Book Review: Family Stories…and How I Found Mine

The following book review was written by Bobbi King:

Family Stories…and How I Found Mine

By J. Michael Cleverley. Genealogical Publishing Co. 2020. 550 pages.

A few weeks ago, Dick wrote in this newsletter an article about family stories and their place within the context of the genealogy work we do. We know the general pattern—a bit of truth amid exaggeration, a tidbit of accuracy in the course of misunderstanding, a gram of reality in a sensational newspaper story.

J. Michael Cleverley took his family stories and started discovering his family history. Over a period of five years and travels across Europe and the United States, he found the records and visited the places his ancestors inhabited. He tells us about his ancestors, then he tells us about the history surrounding them.

Mr. Cleverley takes us back to 1083 and visits the life and times of his grandmother (some forty generations ago) Queen Matilda, wife of William the Conqueror. He takes us on through the generations and centuries of British history following the daily activities in the lives of his descendant ancestors.

The author brings the stories forward to colonial America, the Revolution, and covers the western migrations and settlement of the West. All the while, by telling us the stories about his ancestors with the close-up view of everyday life, we also remember some of the significant events of history.

Mr.
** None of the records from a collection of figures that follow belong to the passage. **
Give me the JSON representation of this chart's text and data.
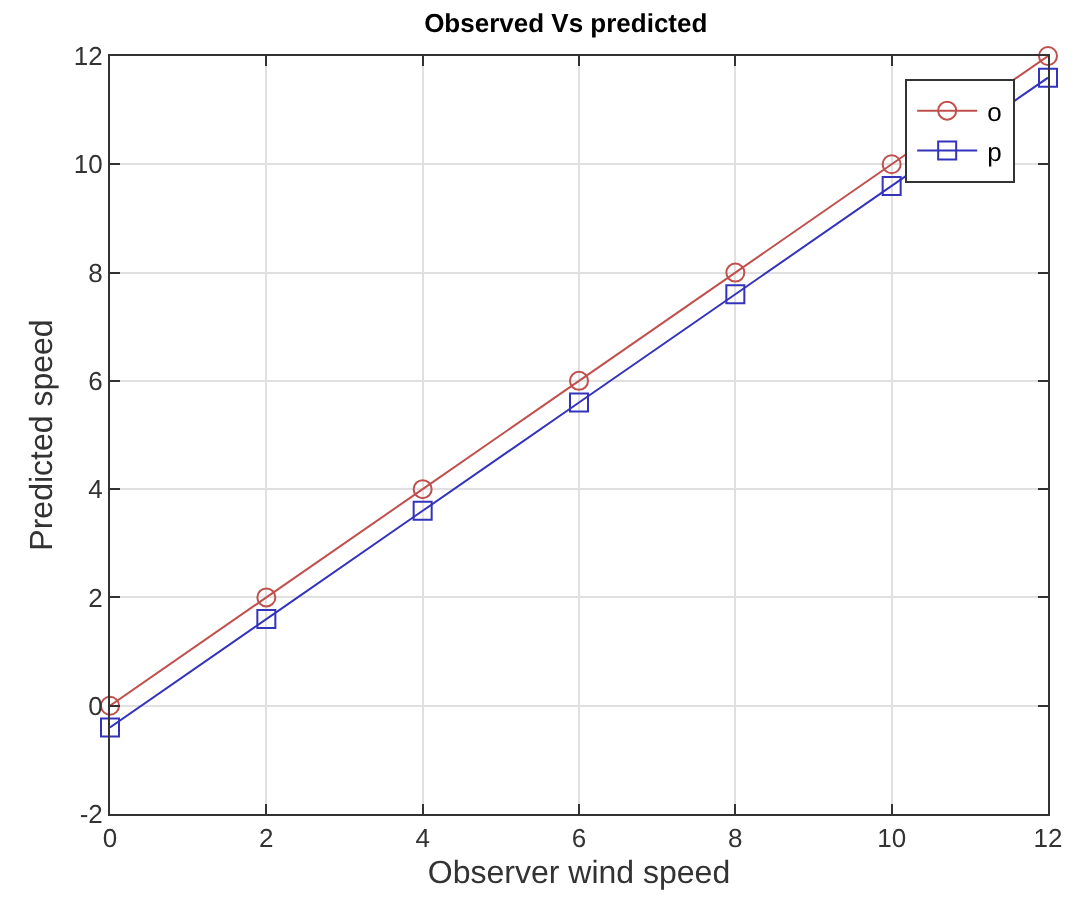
{
  "chart_data": {
    "type": "line",
    "title": "Observed Vs predicted",
    "xlabel": "Observer wind speed",
    "ylabel": "Predicted speed",
    "x": [
      0,
      2,
      4,
      6,
      8,
      10,
      12
    ],
    "series": [
      {
        "name": "o",
        "color": "#c0504d",
        "marker": "circle",
        "values": [
          0,
          2,
          4,
          6,
          8,
          10,
          12
        ]
      },
      {
        "name": "p",
        "color": "#3333bb",
        "marker": "square",
        "values": [
          -0.4,
          1.6,
          3.6,
          5.6,
          7.6,
          9.6,
          11.6
        ]
      }
    ],
    "xlim": [
      0,
      12
    ],
    "xticks": [
      0,
      2,
      4,
      6,
      8,
      10,
      12
    ],
    "ylim": [
      -2,
      12
    ],
    "yticks": [
      -2,
      0,
      2,
      4,
      6,
      8,
      10,
      12
    ],
    "grid": true,
    "legend": "top right",
    "line_style": "solid"
  }
}
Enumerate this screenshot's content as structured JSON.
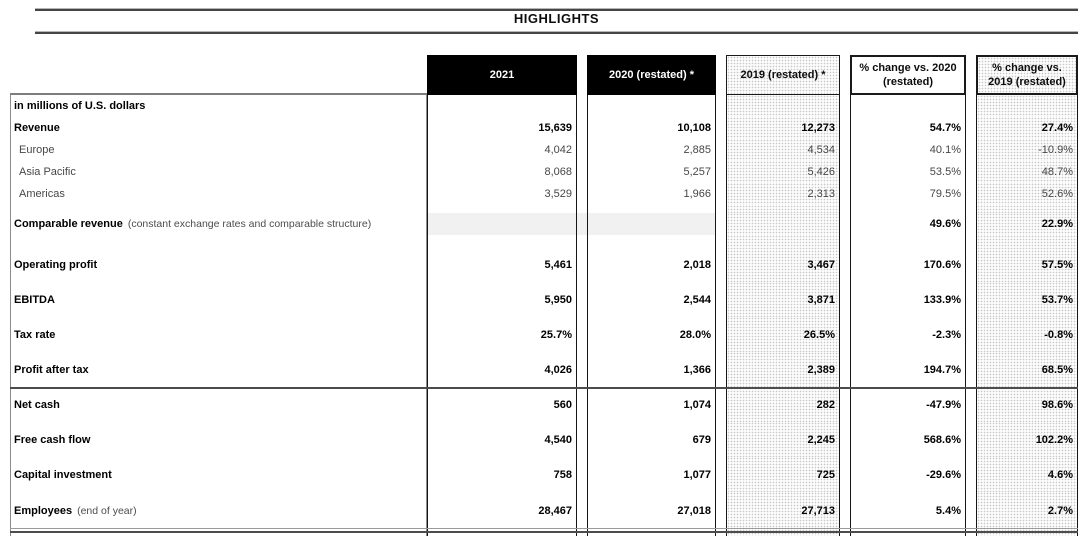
{
  "title": "HIGHLIGHTS",
  "colors": {
    "header_box": "#000000",
    "header_text": "#ffffff",
    "dotted_column_fill": "#efefef",
    "comparable_band": "#f1f1f1",
    "rule": "#454545"
  },
  "table": {
    "columns": [
      {
        "id": "2021",
        "lines": [
          "2021"
        ]
      },
      {
        "id": "2020",
        "lines": [
          "2020 (restated) *"
        ]
      },
      {
        "id": "2019",
        "lines": [
          "2019 (restated) *"
        ]
      },
      {
        "id": "pct-2020",
        "lines": [
          "% change vs. 2020",
          "(restated)"
        ]
      },
      {
        "id": "pct-2019",
        "lines": [
          "% change vs.",
          "2019 (restated)"
        ]
      }
    ],
    "rows": [
      {
        "type": "unit",
        "label": "in millions of U.S. dollars",
        "suffix": "",
        "values": [
          "",
          "",
          "",
          "",
          ""
        ]
      },
      {
        "type": "data-s",
        "label": "Revenue",
        "suffix": "",
        "values": [
          "15,639",
          "10,108",
          "12,273",
          "54.7%",
          "27.4%"
        ]
      },
      {
        "type": "sub",
        "label": "Europe",
        "suffix": "",
        "values": [
          "4,042",
          "2,885",
          "4,534",
          "40.1%",
          "-10.9%"
        ]
      },
      {
        "type": "sub",
        "label": "Asia Pacific",
        "suffix": "",
        "values": [
          "8,068",
          "5,257",
          "5,426",
          "53.5%",
          "48.7%"
        ]
      },
      {
        "type": "sub",
        "label": "Americas",
        "suffix": "",
        "values": [
          "3,529",
          "1,966",
          "2,313",
          "79.5%",
          "52.6%"
        ]
      },
      {
        "type": "spacer8",
        "label": "",
        "suffix": "",
        "values": [
          "",
          "",
          "",
          "",
          ""
        ]
      },
      {
        "type": "band",
        "label": "Comparable revenue",
        "suffix": "(constant exchange rates and comparable structure)",
        "values": [
          "",
          "",
          "",
          "49.6%",
          "22.9%"
        ]
      },
      {
        "type": "spacer12",
        "label": "",
        "suffix": "",
        "values": [
          "",
          "",
          "",
          "",
          ""
        ]
      },
      {
        "type": "data-m",
        "label": "Operating profit",
        "suffix": "",
        "values": [
          "5,461",
          "2,018",
          "3,467",
          "170.6%",
          "57.5%"
        ]
      },
      {
        "type": "data-m",
        "label": "EBITDA",
        "suffix": "",
        "values": [
          "5,950",
          "2,544",
          "3,871",
          "133.9%",
          "53.7%"
        ]
      },
      {
        "type": "data-m",
        "label": "Tax rate",
        "suffix": "",
        "values": [
          "25.7%",
          "28.0%",
          "26.5%",
          "-2.3%",
          "-0.8%"
        ]
      },
      {
        "type": "data-m",
        "label": "Profit after tax",
        "suffix": "",
        "values": [
          "4,026",
          "1,366",
          "2,389",
          "194.7%",
          "68.5%"
        ]
      },
      {
        "type": "data-m",
        "label": "Net cash",
        "suffix": "",
        "values": [
          "560",
          "1,074",
          "282",
          "-47.9%",
          "98.6%"
        ]
      },
      {
        "type": "data-m",
        "label": "Free cash flow",
        "suffix": "",
        "values": [
          "4,540",
          "679",
          "2,245",
          "568.6%",
          "102.2%"
        ]
      },
      {
        "type": "data-m",
        "label": "Capital investment",
        "suffix": "",
        "values": [
          "758",
          "1,077",
          "725",
          "-29.6%",
          "4.6%"
        ]
      },
      {
        "type": "data-l",
        "label": "Employees",
        "suffix": "(end of year)",
        "values": [
          "28,467",
          "27,018",
          "27,713",
          "5.4%",
          "2.7%"
        ]
      },
      {
        "type": "stub",
        "label": "",
        "suffix": "",
        "values": [
          "",
          "",
          "",
          "",
          ""
        ]
      }
    ]
  }
}
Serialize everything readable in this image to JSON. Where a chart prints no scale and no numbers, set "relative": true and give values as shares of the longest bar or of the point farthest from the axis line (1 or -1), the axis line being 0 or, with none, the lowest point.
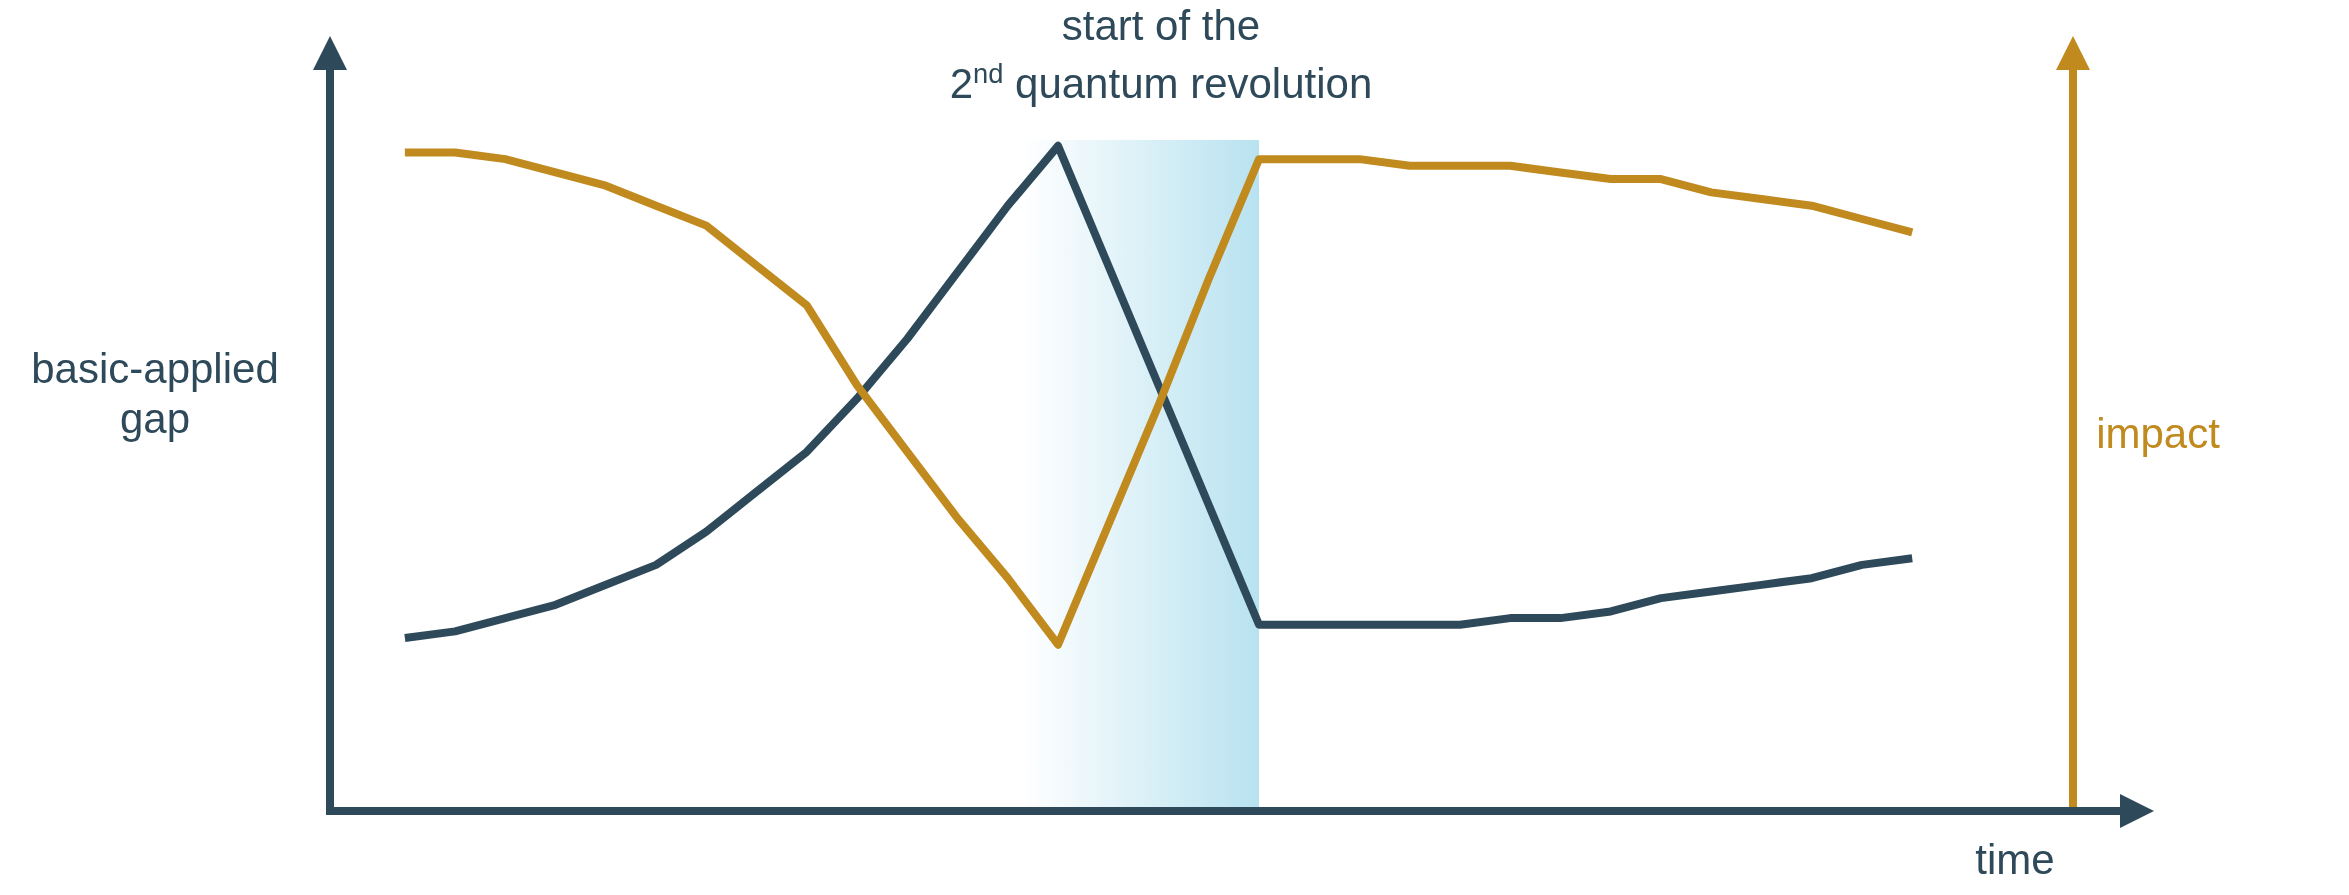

Cleveley sought to commemorate his ancestors in an interesting and engaging way, and he did so. He offers his insights as to why we do genealogy, his search for his ancestors, and his experiences. He includes a long bibliography, an explanatory footnotes section, and a large index.

The book is a people book as well as a history book.

Family Stories…and How I Found Mine by J. Michael Cleverley may be ordered from the publisher, Genealogical Publishing Company, at: https://genealogical.com/store/family-stories-and-how-i-found-mine/ as well as from Amazon at: https://amzn.to/3k6A0AC.

One Comment

And we see here how names change, even within the same document. Look for Mr Clevely.